Taliban authorities in Afghanistan have allowed a flight filled with 200 Americans and other foreign nationals to depart the Kabul airport, U.S. and Qatari officials reported on Thursday. The plane filled with stranded Americans and those who were left behind by the messy U.S. exit landed safely on Doha, Qatar and was the first flight to leave Kabul following the withdrawal of Western troops at the end of last month.
According to CBS News, the Qatar Airways flight held about 115 passengers, with 20 Americans and their families and other Westerners and previously delivered humanitarian aid to Afghanistan. Mutlaq bin Majed al-Qahtani, a Qatari special envoy said that the flight would depart with Americans and Westerners and promised another flight will depart on Friday.
"Call it what you want, a charter or a commercial flight, everyone has tickets and boarding passes," Bin Majed al-Qahtani said. "Hopefully, life is becoming normal in Afghanistan."
Qatari officials who spoke anonymously ahead of the formal announcement said that there were about 100 to 150 Americans on the flight, but an unnamed U.S. official confirmed that the Taliban actually agreed to let up to 200 fly out, including Americans and "other foreigners."
The U.S. official also confirmed that the Biden administration is continuing its talks with the Taliban authorities to allow more people to leave Afghanistan, but no agreement has been reached regarding the Americans and Afghan allies left behind in Mazar-i-Sharif.
For now, a a State Department spokesperson could only confirm that the U.S. is working on assisting Americans and others "to whom we have a special commitment."
The single flight out of Afghanistan signals positive cooperation from the Taliban authorities. However, there has been no information about the six private planes chartered by conservative media host Glenn Beck's Nazarene Fund and Mercury One charity, which should be allowed to depart the airport in Mazar-e-Sharif, CBN News reported.
An NGO official said that the Taliban authorities ordered no flights out after negotiations with the U.S. broke down.
More than 100 Americans and 1,500 refugees were prevented from flying out of Afghanistan despite already having boarded planes at the airport. U.S. Secretary of State Antony Blinken urged the Taliban authorities to let them go. The Taliban said that they were "not permitting the charter flights to depart" because "some of the passengers do not have the required documentation," Sec. Blinken reported.

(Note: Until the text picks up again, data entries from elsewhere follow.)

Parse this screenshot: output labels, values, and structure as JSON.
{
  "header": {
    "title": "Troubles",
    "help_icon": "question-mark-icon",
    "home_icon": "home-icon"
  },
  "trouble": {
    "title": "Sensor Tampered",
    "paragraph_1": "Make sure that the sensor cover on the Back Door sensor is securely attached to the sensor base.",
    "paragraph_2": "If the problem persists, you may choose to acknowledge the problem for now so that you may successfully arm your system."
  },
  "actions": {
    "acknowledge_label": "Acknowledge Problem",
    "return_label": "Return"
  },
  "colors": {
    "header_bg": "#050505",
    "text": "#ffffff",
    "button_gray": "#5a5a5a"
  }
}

Those who were stuck at the airport in Mazar-e-Sharif included dozens of American citizens and green card holders and their families. One Afghan woman who gathered with other evacuees at a Mazar-e-Sharif hotel described the Americans and green-card holders who she was stuck with as elderly parents of Afghan-American citizens in the U.S. She lamented, "We think we are in some kind of jail."
"While there are limits to what we can do without personnel on the ground, without an airport with normal security procedures in place, we are doing everything in our power to support those flights and to get them off the ground," Sec. Blinken said on Wednesday at Ramstein Air Base in Germany, ABC News reported. "That's what we've done, that's what we'll continue to do."